Imagine a flat, grassy plane, and in the middle of it, surrounded by well armed people who want David murdered, there’s a table with a nice, crisp white linen table cloth, all the silver ware, fancy china, wine glass, water class, a napkin folded in the shape of a swan, a bottle of white wine in a bucket of ice, a mahogany sideboard with silver domes under which there is a gourmet four course meal ready and waiting, and a waiter in a tux with a white towel draped over his arm lighting the candles.  That is the table prepared for him in the midst of David’s enemies.  It isn’t in David’s well appointed tent, or in his comfy palace.  It’s on the battle field, in the darkest, most dangerous place David could find himself.  

In the middle of our darkest past or darkest present, He has provision and blessing for us.  Through emotional winter, through disease, through our spiritual starving times…He is there and we can give thanks.

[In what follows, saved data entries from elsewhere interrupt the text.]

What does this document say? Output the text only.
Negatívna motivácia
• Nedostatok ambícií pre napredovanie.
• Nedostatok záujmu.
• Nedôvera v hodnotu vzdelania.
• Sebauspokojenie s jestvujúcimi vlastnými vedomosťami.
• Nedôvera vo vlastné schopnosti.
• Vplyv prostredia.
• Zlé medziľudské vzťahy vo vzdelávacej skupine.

If you have already been through the Valley of the Shadow of Death holding His capable hands, if you’ve experienced God’s 5 star restaurant in the middle of swarms of enemies, the most important thing you can do is share what God has done.  “God got me a thing I asked Him for” is an encouraging report.  I don’t discount it one bit.  But there is something fundamentally more affecting when we share how God was there and brought us through the dark times.  I’ve said before that one of the most amazing things about God is that He can take something that’s been shattered, put it back together again and cause it to be more beautiful than it was before, more effective than it was before, and better than before the shattering.  No human psychology can do that.  No power of positive thinking can accomplish that feat.  It is wholly supernatural.  Only God can redeem something like that. 

So often we feel ashamed that we were in darkness, that we had a loss, that we suffered or struggled at all and that tends to silence us.   Your Brothers and Sisters, and the World needs to hear that story, that testimony of God’s goodness.  They need to hear what God did for you in the depths of winter. They need to hear very clearly your THANKSGIVING.